The Threshold SA/1 arrived in 1981 like a manifesto. Nelson Pass had been thinking about how Class A amplifiers waste energy, how Class B amps create crossover distortion at zero-crossing, and whether there was a third way. There was. Stasis—a proprietary topology that ran a small Class A stage into a high-bias Class B output, letting you have low power dissipation and virtually no switching artifacts at the same time. The result was an amp that measured nearly as clean as solid-state theory allowed and sounded like it knew something the rest of the industry didn't.

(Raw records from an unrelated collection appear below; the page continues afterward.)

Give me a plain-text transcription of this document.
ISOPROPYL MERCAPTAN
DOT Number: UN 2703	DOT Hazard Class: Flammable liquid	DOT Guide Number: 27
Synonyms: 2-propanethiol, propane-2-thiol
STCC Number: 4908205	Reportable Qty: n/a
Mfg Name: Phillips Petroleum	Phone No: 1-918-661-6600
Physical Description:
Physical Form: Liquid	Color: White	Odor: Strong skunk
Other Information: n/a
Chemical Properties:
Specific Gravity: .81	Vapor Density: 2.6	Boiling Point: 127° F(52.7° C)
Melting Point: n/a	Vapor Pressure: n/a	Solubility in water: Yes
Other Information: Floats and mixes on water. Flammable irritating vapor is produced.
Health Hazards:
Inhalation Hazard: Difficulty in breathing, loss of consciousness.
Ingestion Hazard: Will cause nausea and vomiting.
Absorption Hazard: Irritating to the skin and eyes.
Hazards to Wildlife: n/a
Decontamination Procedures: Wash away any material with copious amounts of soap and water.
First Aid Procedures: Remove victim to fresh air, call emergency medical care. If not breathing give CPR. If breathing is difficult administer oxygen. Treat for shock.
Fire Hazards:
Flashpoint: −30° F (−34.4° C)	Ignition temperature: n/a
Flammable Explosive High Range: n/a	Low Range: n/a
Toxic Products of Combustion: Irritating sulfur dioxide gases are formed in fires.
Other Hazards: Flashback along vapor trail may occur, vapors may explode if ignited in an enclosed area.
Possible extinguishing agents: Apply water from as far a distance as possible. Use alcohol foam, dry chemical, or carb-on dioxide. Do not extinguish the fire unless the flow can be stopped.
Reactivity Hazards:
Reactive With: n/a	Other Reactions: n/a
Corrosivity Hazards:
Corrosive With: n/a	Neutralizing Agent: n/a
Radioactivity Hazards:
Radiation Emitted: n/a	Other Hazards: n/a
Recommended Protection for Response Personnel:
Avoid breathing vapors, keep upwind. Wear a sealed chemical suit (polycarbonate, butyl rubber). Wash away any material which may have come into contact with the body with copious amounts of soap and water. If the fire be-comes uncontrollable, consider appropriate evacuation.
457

This is not a warm, fuzzy tube amp. The SA/1 is precise. It's merciless with bad recordings and unforgiving with poor cables, but it doesn't color the signal—it gets out of the way. Sixty watts per channel into eight ohms might sound modest now, but in 1981 that was more than enough if your speakers were decent, and the amp had the bandwidth and current capability to handle real loads. The thing was built like industrial equipment: a slab of aluminum, toroidal transformer, discrete output stage, and a power supply that didn't apologize.
Pass has never made a secret that he was after efficiency and low distortion simultaneously, which meant rethinking every stage from input to speaker terminals. The original Stasis topology measured total harmonic distortion in the hundredths of a percent—numbers that made conventional amplifier designs look primitive by comparison. Later Threshold models would refine it, but the SA/1 was the first expression of the idea, and there's something honest about that. This is what happened when a engineer decided distortion was optional.

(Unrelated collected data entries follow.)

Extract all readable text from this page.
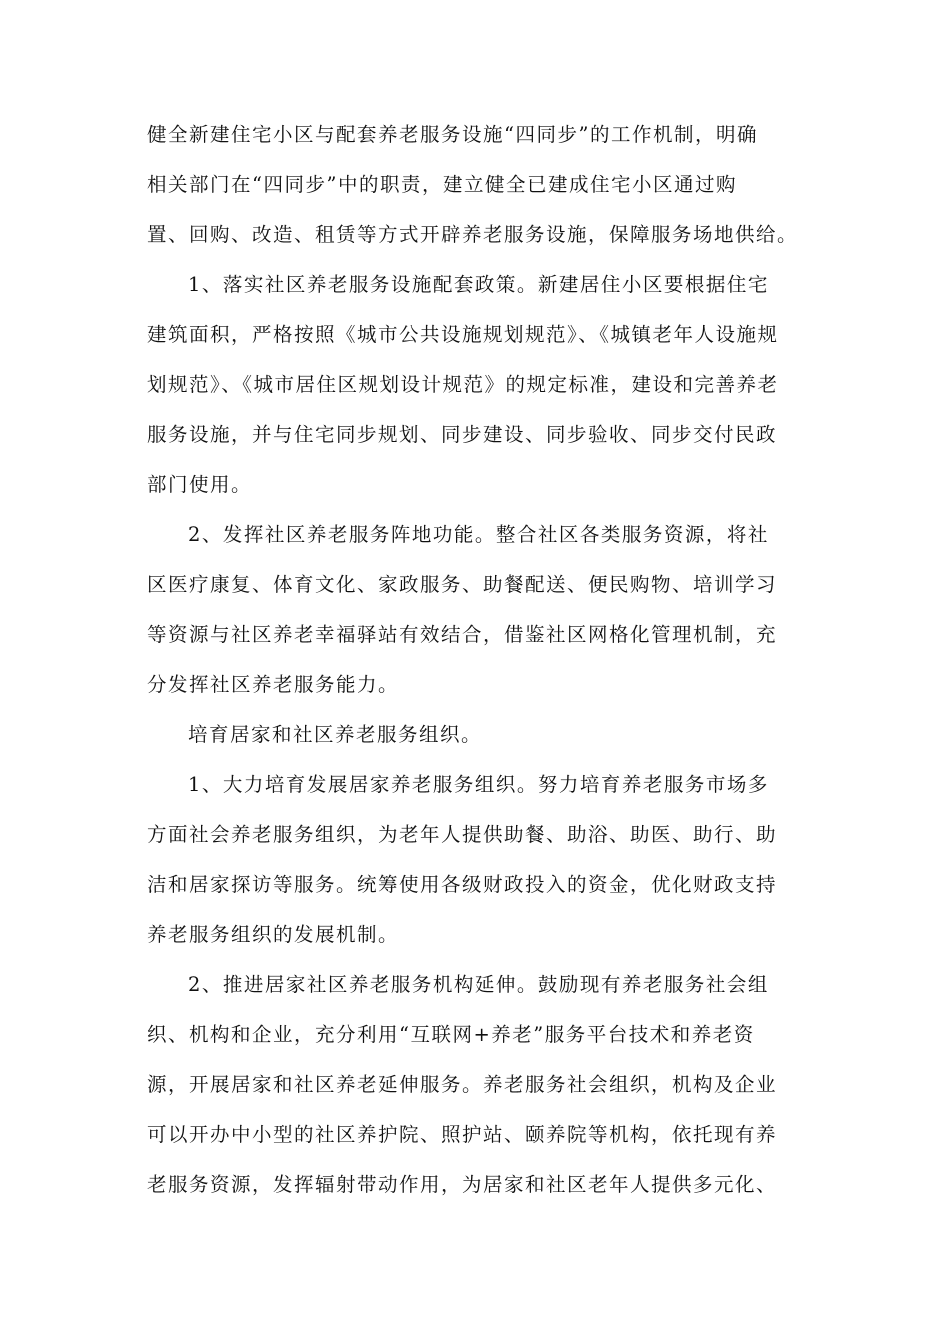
健全新建住宅小区与配套养老服务设施“四同步”的工作机制，明确
相关部门在“四同步”中的职责，建立健全已建成住宅小区通过购
置、回购、改造、租赁等方式开辟养老服务设施，保障服务场地供给。

1、落实社区养老服务设施配套政策。新建居住小区要根据住宅
建筑面积，严格按照《城市公共设施规划规范》、《城镇老年人设施规
划规范》、《城市居住区规划设计规范》的规定标准，建设和完善养老
服务设施，并与住宅同步规划、同步建设、同步验收、同步交付民政
部门使用。

2、发挥社区养老服务阵地功能。整合社区各类服务资源，将社
区医疗康复、体育文化、家政服务、助餐配送、便民购物、培训学习
等资源与社区养老幸福驿站有效结合，借鉴社区网格化管理机制，充
分发挥社区养老服务能力。

培育居家和社区养老服务组织。

1、大力培育发展居家养老服务组织。努力培育养老服务市场多
方面社会养老服务组织，为老年人提供助餐、助浴、助医、助行、助
洁和居家探访等服务。统筹使用各级财政投入的资金，优化财政支持
养老服务组织的发展机制。

2、推进居家社区养老服务机构延伸。鼓励现有养老服务社会组
织、机构和企业，充分利用“互联网+养老”服务平台技术和养老资
源，开展居家和社区养老延伸服务。养老服务社会组织，机构及企业
可以开办中小型的社区养护院、照护站、颐养院等机构，依托现有养
老服务资源，发挥辐射带动作用，为居家和社区老年人提供多元化、
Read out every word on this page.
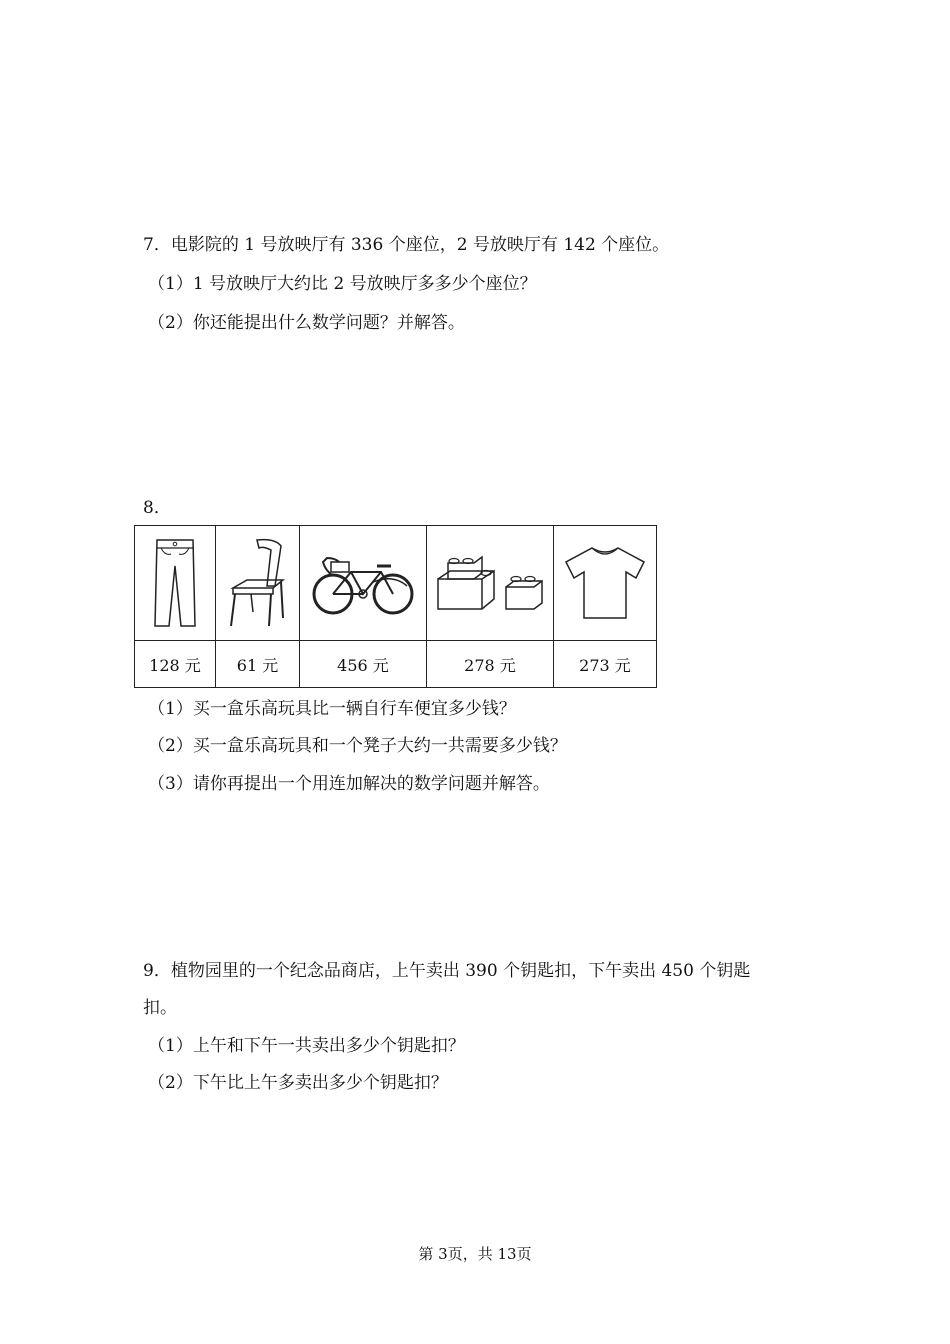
7．电影院的 1 号放映厅有 336 个座位，2 号放映厅有 142 个座位。
（1）1 号放映厅大约比 2 号放映厅多多少个座位？
（2）你还能提出什么数学问题？并解答。
8．

128 元	61 元	456 元	278 元	273 元
（1）买一盒乐高玩具比一辆自行车便宜多少钱？
（2）买一盒乐高玩具和一个凳子大约一共需要多少钱？
（3）请你再提出一个用连加解决的数学问题并解答。
9．植物园里的一个纪念品商店，上午卖出 390 个钥匙扣，下午卖出 450 个钥匙
扣。
（1）上午和下午一共卖出多少个钥匙扣？
（2）下午比上午多卖出多少个钥匙扣？
第 3页，共 13页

The catch—and every amp has one—is that the SA/1 requires stable loads and respect for its output impedance. Use it with speakers below six ohms and you're asking for trouble. The amp also runs warm, which is by design; if you're keeping it in a closet without ventilation, don't. Some early units had soft-start issues that Threshold addressed in subsequent runs. Hunt for serial numbers in the later ranges, or accept that you might need to recap it. A $300 refresh from someone who knows Stasis topology is money well spent if the unit has been parked for thirty years.

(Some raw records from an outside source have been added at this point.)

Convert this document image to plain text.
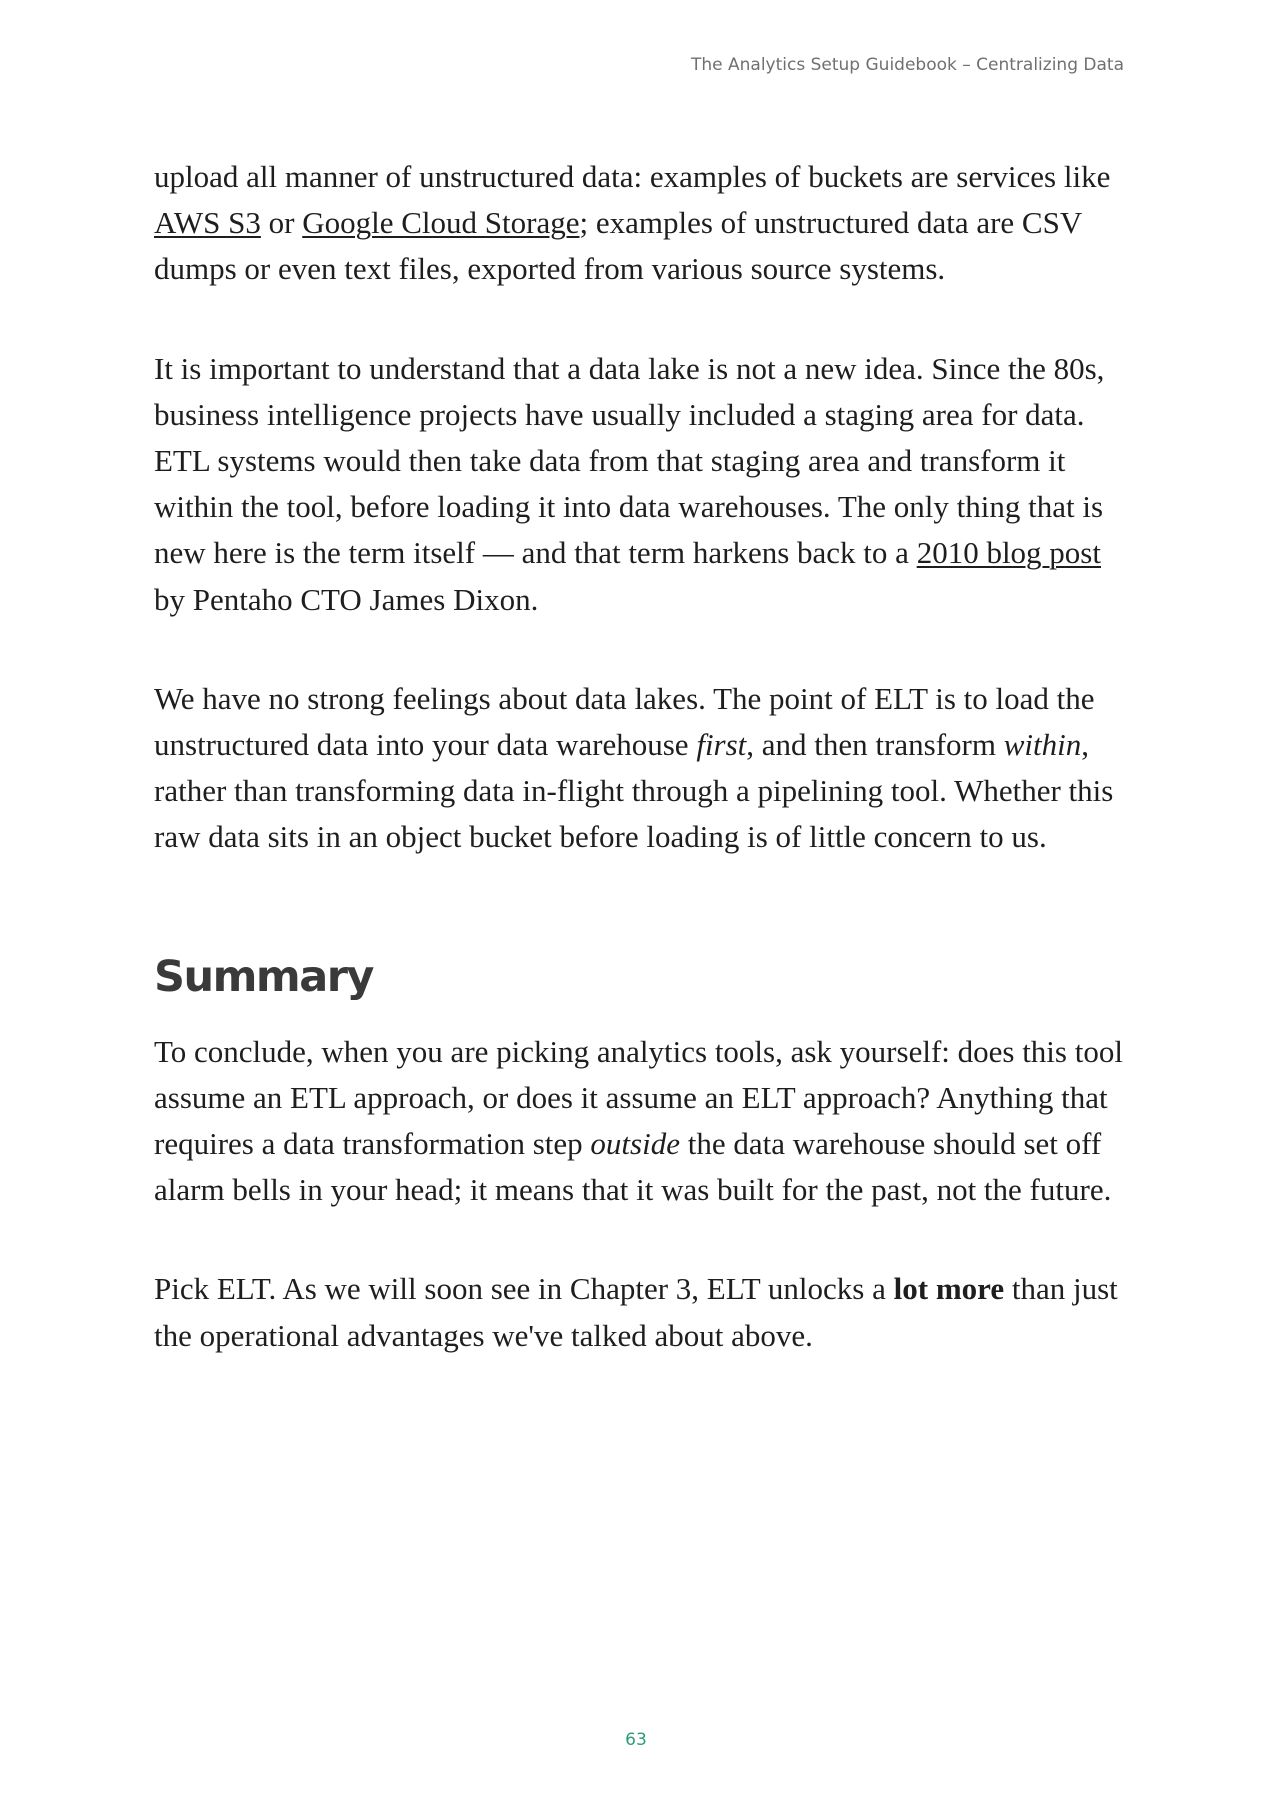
The Analytics Setup Guidebook – Centralizing Data

upload all manner of unstructured data: examples of buckets are services like AWS S3 or Google Cloud Storage; examples of unstructured data are CSV dumps or even text files, exported from various source systems.

It is important to understand that a data lake is not a new idea. Since the 80s, business intelligence projects have usually included a staging area for data. ETL systems would then take data from that staging area and transform it within the tool, before loading it into data warehouses. The only thing that is new here is the term itself — and that term harkens back to a 2010 blog post by Pentaho CTO James Dixon.

We have no strong feelings about data lakes. The point of ELT is to load the unstructured data into your data warehouse first, and then transform within, rather than transforming data in-flight through a pipelining tool. Whether this raw data sits in an object bucket before loading is of little concern to us.

Summary

To conclude, when you are picking analytics tools, ask yourself: does this tool assume an ETL approach, or does it assume an ELT approach? Anything that requires a data transformation step outside the data warehouse should set off alarm bells in your head; it means that it was built for the past, not the future.

Pick ELT. As we will soon see in Chapter 3, ELT unlocks a lot more than just the operational advantages we've talked about above.

63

But here's the thing: find a working SA/1 and you're holding a piece of amplifier philosophy that still makes sense. Pass proved you didn't need to choose between efficiency and sound quality. Contemporary reviewers understood it—Stereophile gave it serious ink—but it was expensive then and expensive now, which meant it never saturated the used market the way Yamahas and Marantzes did. That rarity is part of why the SA/1 still commands respect. People who own one tend to keep it.